Ben prima che Carter fosse sconfitto da Ronald Reagan alle elezioni del 1980, c’era pieno accordo sul fatto che l’Afghanistan potesse e dovesse essere trasformato in un “Vietnam sovietico”. Per molti islamisti l’Unione Sovietica e il comunismo divennero il nemico principale, e gli Stati Uniti un alleato strategico.
“Se l’America affronterà i russi in ogni angolo e alla fine li sconfiggerà in un solo luogo, questo evento spezzerebbe la mitologia [del comunismo come forza del futuro] e l’Unione inizierebbe a disgregarsi – disse il direttore della CIA William Casey – Di solito sembra che siano gli americani a prendersela con i locali. In Afghanistan succede il contrario. Sono i russi che se la prendono coi piccoletti. I mujaheddin hanno tutte le motivazioni necessarie. Tutto ciò che dobbiamo fare è aiutarli, aiutarli un po’ di più”.
La prima reazione di Gorbačëv alla – ereditata – palude afghana fu adottare una politica più aggressiva, fissando un termine per evitare un impegno indefinito. Nel colloquio con Reagan a Ginevra nel novembre 1985, dichiarò che l’Occidente non desiderava realmente un rapido ritiro sovietico: “Voi le volete lì, e più restano meglio è per voi”. Nel febbraio 1987 Gorbaciov era pressoché disperato: “Certo, potremmo andarcene alla svelta dall’Afghanistan, senza pensarci due volte. Ma non possiamo farlo. Sarebbe un colpo durissimo per l’autorevolezza dell’Unione Sovietica tra i movimenti di liberazione nazionale. Un milione di nostri soldati è passato per l’Afghanistan. E non saremmo in grado di spiegare alla nostra gente perché non abbiamo portato a termine [la guerra]. Abbiamo annichilito il prestigio del nostro paese, abbiamo portato un’infinita sofferenza. Perché abbiamo perduto tutti quei ragazzi?”.
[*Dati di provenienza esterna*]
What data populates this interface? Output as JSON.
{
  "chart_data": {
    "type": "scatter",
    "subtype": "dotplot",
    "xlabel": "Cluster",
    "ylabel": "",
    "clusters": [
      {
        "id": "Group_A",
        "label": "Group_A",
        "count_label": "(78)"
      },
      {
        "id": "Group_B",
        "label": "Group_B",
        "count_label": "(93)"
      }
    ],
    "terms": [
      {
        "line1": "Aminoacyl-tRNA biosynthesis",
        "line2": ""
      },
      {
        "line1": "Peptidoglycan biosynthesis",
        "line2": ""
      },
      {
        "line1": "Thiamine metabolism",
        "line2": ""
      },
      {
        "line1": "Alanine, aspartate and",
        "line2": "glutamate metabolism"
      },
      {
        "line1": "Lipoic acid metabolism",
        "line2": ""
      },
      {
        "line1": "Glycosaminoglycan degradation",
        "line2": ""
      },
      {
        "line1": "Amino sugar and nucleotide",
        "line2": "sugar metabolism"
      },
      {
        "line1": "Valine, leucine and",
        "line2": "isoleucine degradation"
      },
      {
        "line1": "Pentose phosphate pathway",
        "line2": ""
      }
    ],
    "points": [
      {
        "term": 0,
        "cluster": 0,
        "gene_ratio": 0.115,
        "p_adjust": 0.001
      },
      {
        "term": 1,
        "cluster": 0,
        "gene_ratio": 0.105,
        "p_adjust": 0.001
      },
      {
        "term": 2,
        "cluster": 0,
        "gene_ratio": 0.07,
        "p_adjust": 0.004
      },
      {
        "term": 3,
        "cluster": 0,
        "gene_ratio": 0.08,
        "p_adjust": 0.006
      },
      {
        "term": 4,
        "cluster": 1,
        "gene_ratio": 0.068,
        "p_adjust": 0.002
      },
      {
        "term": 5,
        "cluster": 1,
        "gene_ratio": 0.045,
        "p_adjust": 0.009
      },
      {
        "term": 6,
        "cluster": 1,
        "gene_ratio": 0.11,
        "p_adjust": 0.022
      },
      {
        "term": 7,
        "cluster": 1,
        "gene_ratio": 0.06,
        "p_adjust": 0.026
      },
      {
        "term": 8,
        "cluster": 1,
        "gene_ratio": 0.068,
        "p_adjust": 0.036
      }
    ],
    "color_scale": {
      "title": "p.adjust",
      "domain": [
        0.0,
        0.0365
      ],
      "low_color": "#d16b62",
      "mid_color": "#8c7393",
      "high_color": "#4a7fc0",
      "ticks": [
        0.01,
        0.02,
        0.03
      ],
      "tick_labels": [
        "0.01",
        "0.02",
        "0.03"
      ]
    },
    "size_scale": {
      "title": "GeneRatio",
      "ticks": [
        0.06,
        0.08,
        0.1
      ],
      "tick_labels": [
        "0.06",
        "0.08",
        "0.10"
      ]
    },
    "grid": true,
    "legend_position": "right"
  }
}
Il buon esito del cambio al vertice operato da Mosca, con il ritiro di Karmal e l’ascesa del capo della polizia segreta, Najibullah, indicò che la strada era ormai aperta per qualche forma di ritiro graduale delle truppe. Gorbaciov, nelle riunioni decisive del novembre 1986, insisté perché i soldati sovietici – qualunque cosa accadesse – fossero riportati a casa entro la fine del 1988.
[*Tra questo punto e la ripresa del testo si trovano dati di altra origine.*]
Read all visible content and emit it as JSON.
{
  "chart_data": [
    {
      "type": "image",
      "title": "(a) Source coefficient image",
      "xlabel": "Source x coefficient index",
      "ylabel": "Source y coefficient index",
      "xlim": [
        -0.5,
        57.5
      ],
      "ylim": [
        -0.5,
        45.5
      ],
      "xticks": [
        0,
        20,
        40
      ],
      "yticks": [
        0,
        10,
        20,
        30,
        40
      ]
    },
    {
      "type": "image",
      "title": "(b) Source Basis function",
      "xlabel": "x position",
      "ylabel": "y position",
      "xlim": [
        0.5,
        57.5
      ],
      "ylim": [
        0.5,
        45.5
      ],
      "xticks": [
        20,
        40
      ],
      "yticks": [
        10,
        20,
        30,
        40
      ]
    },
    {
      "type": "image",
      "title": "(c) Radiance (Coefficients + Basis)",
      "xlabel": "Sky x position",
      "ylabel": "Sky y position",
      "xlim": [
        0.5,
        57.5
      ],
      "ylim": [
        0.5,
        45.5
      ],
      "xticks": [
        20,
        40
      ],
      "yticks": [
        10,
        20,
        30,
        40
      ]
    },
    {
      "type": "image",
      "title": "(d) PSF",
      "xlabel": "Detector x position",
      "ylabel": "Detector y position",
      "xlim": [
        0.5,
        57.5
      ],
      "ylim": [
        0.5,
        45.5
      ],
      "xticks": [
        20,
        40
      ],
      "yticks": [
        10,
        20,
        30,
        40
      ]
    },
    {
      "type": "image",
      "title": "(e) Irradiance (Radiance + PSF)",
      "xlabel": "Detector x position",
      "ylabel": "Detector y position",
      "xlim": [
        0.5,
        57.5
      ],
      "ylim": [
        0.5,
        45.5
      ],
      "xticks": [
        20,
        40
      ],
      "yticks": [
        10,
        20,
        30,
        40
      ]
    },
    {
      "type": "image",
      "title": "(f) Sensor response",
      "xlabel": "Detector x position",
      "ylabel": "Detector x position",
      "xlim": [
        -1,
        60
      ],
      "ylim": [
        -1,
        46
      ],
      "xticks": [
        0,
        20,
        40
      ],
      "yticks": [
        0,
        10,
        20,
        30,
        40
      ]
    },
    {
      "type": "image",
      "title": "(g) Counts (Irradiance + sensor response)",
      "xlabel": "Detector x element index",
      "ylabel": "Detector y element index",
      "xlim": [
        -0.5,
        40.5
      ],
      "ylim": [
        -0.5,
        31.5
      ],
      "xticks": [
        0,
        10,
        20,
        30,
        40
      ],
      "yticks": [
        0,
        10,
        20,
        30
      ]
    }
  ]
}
A metà 1987, i sovietici comunicarono agli americani che il ritiro dall’Afghanistan era parte di una più ampia intesa reciproca. Tuttavia, l’ostinazione di Gorbačëv nel completare il ritiro ostacolò i negoziati, offrendo agli Stati Uniti l’opportunità di fare ostruzionismo.
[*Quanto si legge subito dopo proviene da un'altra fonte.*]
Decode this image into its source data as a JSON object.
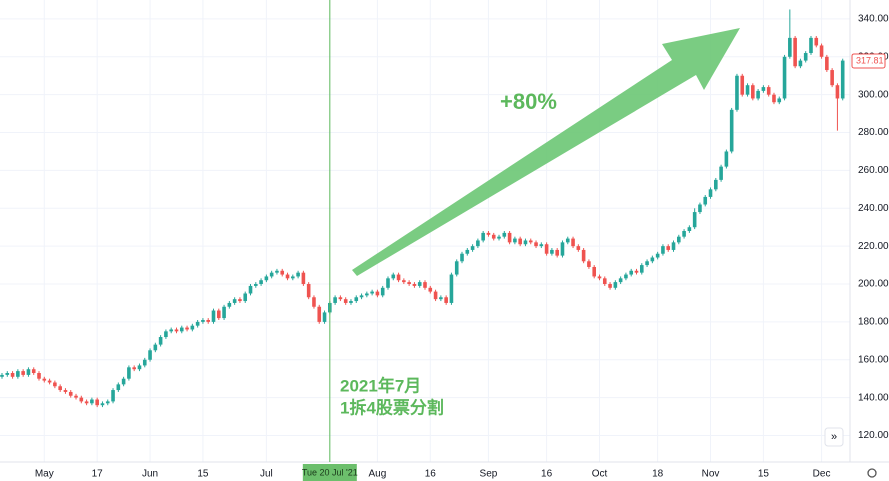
{
  "chart_data": {
    "type": "candlestick",
    "up_color": "#26a69a",
    "down_color": "#ef5350",
    "open": [
      151,
      152,
      153,
      151,
      154,
      152,
      155,
      153,
      150,
      149,
      148,
      146,
      144,
      143,
      141,
      140,
      138,
      137,
      139,
      136,
      137,
      138,
      144,
      147,
      150,
      156,
      155,
      157,
      160,
      165,
      168,
      172,
      175,
      176,
      175,
      177,
      176,
      178,
      180,
      181,
      180,
      186,
      182,
      188,
      190,
      192,
      191,
      195,
      199,
      200,
      202,
      204,
      206,
      207,
      205,
      203,
      204,
      206,
      200,
      193,
      188,
      180,
      185,
      190,
      193,
      192,
      190,
      191,
      193,
      194,
      195,
      196,
      194,
      198,
      203,
      205,
      202,
      201,
      200,
      199,
      201,
      198,
      196,
      192,
      193,
      190,
      205,
      212,
      216,
      218,
      220,
      223,
      227,
      226,
      224,
      225,
      227,
      222,
      224,
      221,
      223,
      222,
      220,
      221,
      216,
      218,
      215,
      222,
      224,
      220,
      218,
      212,
      209,
      204,
      203,
      200,
      198,
      201,
      203,
      205,
      207,
      206,
      210,
      212,
      214,
      216,
      220,
      218,
      222,
      225,
      228,
      230,
      238,
      242,
      246,
      250,
      255,
      262,
      270,
      292,
      310,
      300,
      305,
      298,
      302,
      304,
      300,
      296,
      298,
      320,
      330,
      315,
      318,
      322,
      330,
      326,
      320,
      313,
      305,
      298
    ],
    "high": [
      153,
      154,
      154,
      155,
      155,
      156,
      156,
      154,
      151,
      150,
      149,
      147,
      145,
      144,
      142,
      141,
      139,
      140,
      140,
      138,
      139,
      145,
      148,
      151,
      157,
      157,
      158,
      161,
      166,
      169,
      173,
      176,
      177,
      177,
      178,
      178,
      179,
      181,
      182,
      182,
      187,
      187,
      189,
      191,
      193,
      193,
      196,
      200,
      201,
      203,
      205,
      207,
      208,
      208,
      206,
      205,
      207,
      207,
      201,
      194,
      189,
      186,
      191,
      194,
      194,
      193,
      192,
      194,
      195,
      196,
      197,
      197,
      199,
      204,
      206,
      206,
      203,
      202,
      201,
      202,
      202,
      199,
      197,
      194,
      194,
      206,
      213,
      217,
      219,
      221,
      224,
      228,
      228,
      227,
      226,
      228,
      228,
      225,
      225,
      224,
      224,
      223,
      222,
      222,
      219,
      219,
      223,
      225,
      225,
      221,
      219,
      213,
      210,
      205,
      204,
      201,
      202,
      204,
      206,
      208,
      208,
      211,
      213,
      215,
      217,
      221,
      221,
      223,
      226,
      229,
      231,
      240,
      243,
      247,
      251,
      256,
      263,
      271,
      293,
      311,
      311,
      306,
      306,
      303,
      305,
      305,
      301,
      299,
      321,
      345,
      331,
      319,
      323,
      331,
      331,
      327,
      321,
      314,
      306,
      319
    ],
    "low": [
      150,
      151,
      150,
      150,
      151,
      151,
      152,
      149,
      148,
      147,
      145,
      143,
      142,
      140,
      139,
      137,
      136,
      136,
      135,
      135,
      136,
      137,
      143,
      146,
      149,
      154,
      154,
      156,
      159,
      164,
      167,
      171,
      174,
      174,
      174,
      175,
      175,
      177,
      179,
      179,
      179,
      181,
      181,
      187,
      189,
      190,
      190,
      194,
      198,
      199,
      201,
      203,
      205,
      204,
      202,
      202,
      203,
      199,
      192,
      187,
      179,
      179,
      184,
      189,
      191,
      189,
      189,
      190,
      192,
      193,
      194,
      193,
      193,
      197,
      202,
      201,
      200,
      199,
      198,
      198,
      197,
      195,
      191,
      191,
      189,
      189,
      204,
      211,
      215,
      217,
      219,
      222,
      225,
      223,
      223,
      224,
      221,
      221,
      220,
      220,
      221,
      219,
      219,
      215,
      215,
      214,
      214,
      221,
      219,
      217,
      211,
      208,
      203,
      202,
      199,
      197,
      197,
      200,
      202,
      204,
      205,
      205,
      209,
      211,
      213,
      215,
      217,
      217,
      221,
      224,
      227,
      229,
      237,
      241,
      245,
      249,
      254,
      261,
      269,
      291,
      299,
      299,
      297,
      297,
      301,
      299,
      295,
      295,
      297,
      319,
      314,
      314,
      317,
      321,
      325,
      319,
      312,
      304,
      281,
      297
    ],
    "close": [
      152,
      153,
      151,
      154,
      152,
      155,
      153,
      150,
      149,
      148,
      146,
      144,
      143,
      141,
      140,
      138,
      137,
      139,
      136,
      137,
      138,
      144,
      147,
      150,
      156,
      155,
      157,
      160,
      165,
      168,
      172,
      175,
      176,
      175,
      177,
      176,
      178,
      180,
      181,
      180,
      186,
      182,
      188,
      190,
      192,
      191,
      195,
      199,
      200,
      202,
      204,
      206,
      207,
      205,
      203,
      204,
      206,
      200,
      193,
      188,
      180,
      185,
      190,
      193,
      192,
      190,
      191,
      193,
      194,
      195,
      196,
      194,
      198,
      203,
      205,
      202,
      201,
      200,
      199,
      201,
      198,
      196,
      192,
      193,
      190,
      205,
      212,
      216,
      218,
      220,
      223,
      227,
      226,
      224,
      225,
      227,
      222,
      224,
      221,
      223,
      222,
      220,
      221,
      216,
      218,
      215,
      222,
      224,
      220,
      218,
      212,
      209,
      204,
      203,
      200,
      198,
      201,
      203,
      205,
      207,
      206,
      210,
      212,
      214,
      216,
      220,
      218,
      222,
      225,
      228,
      230,
      238,
      242,
      246,
      250,
      255,
      262,
      270,
      292,
      310,
      300,
      305,
      298,
      302,
      304,
      300,
      296,
      298,
      320,
      330,
      315,
      318,
      322,
      330,
      326,
      320,
      313,
      305,
      298,
      318
    ],
    "ylim": [
      106,
      350
    ],
    "yticks": [
      {
        "value": 120,
        "label": "120.00"
      },
      {
        "value": 140,
        "label": "140.00"
      },
      {
        "value": 160,
        "label": "160.00"
      },
      {
        "value": 180,
        "label": "180.00"
      },
      {
        "value": 200,
        "label": "200.00"
      },
      {
        "value": 220,
        "label": "220.00"
      },
      {
        "value": 240,
        "label": "240.00"
      },
      {
        "value": 260,
        "label": "260.00"
      },
      {
        "value": 280,
        "label": "280.00"
      },
      {
        "value": 300,
        "label": "300.00"
      },
      {
        "value": 320,
        "label": "320.00"
      },
      {
        "value": 340,
        "label": "340.00"
      }
    ],
    "xlim": [
      0,
      160
    ],
    "xticks": [
      {
        "value": 8,
        "label": "May"
      },
      {
        "value": 18,
        "label": "17"
      },
      {
        "value": 28,
        "label": "Jun"
      },
      {
        "value": 38,
        "label": "15"
      },
      {
        "value": 50,
        "label": "Jul"
      },
      {
        "value": 71,
        "label": "Aug"
      },
      {
        "value": 81,
        "label": "16"
      },
      {
        "value": 92,
        "label": "Sep"
      },
      {
        "value": 103,
        "label": "16"
      },
      {
        "value": 113,
        "label": "Oct"
      },
      {
        "value": 124,
        "label": "18"
      },
      {
        "value": 134,
        "label": "Nov"
      },
      {
        "value": 144,
        "label": "15"
      },
      {
        "value": 155,
        "label": "Dec"
      }
    ],
    "crosshair": {
      "value": 62,
      "label": "Tue 20 Jul '21"
    },
    "last_price": 317.81,
    "grid": true,
    "annotations": [
      "+80%",
      "2021年7月",
      "1拆4股票分割"
    ]
  }
}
Nella gelida mattina del 15 febbraio 1989 il generale Boris Gromov superò il ponte sul fiume Amu Darya e rientrò in Uzbekistan, da dove l’Armata rossa aveva fatto ingresso nel paese quasi dieci anni prima. Per molti sovietici le modalità dell’addio – una rapida marcia senza mai voltarsi indietro – divennero il simbolo del loro rapporto con l’intervento. Nel 1989 l’orgoglio sovietico per il ruolo di superpotenza era svanito, sostituito da una crescente sfiducia nel sistema e dalla convinzione che la leadership avesse sperperato risorse all’estero mentre il popolo viveva in povertà.
Agli inizi del 1992, il regime del Pdpa si disgregò. Quattro anni dopo, una costola dei mujaheddin originali sponsorizzata dal Pakistan – i Talebani – conquistò la capitale, trascinò Najibullah fuori dal bunker in cui si nascondeva, lo torturò e lo uccise, per poi appendere il suo cadavere orrendamente mutilato. Le sue intenzioni espresse il 19 febbraio del 1989 erano ormai spezzate. Il comunismo afghano era giunto alla fine del suo percorso, una strada breve ma lastricata di sangue.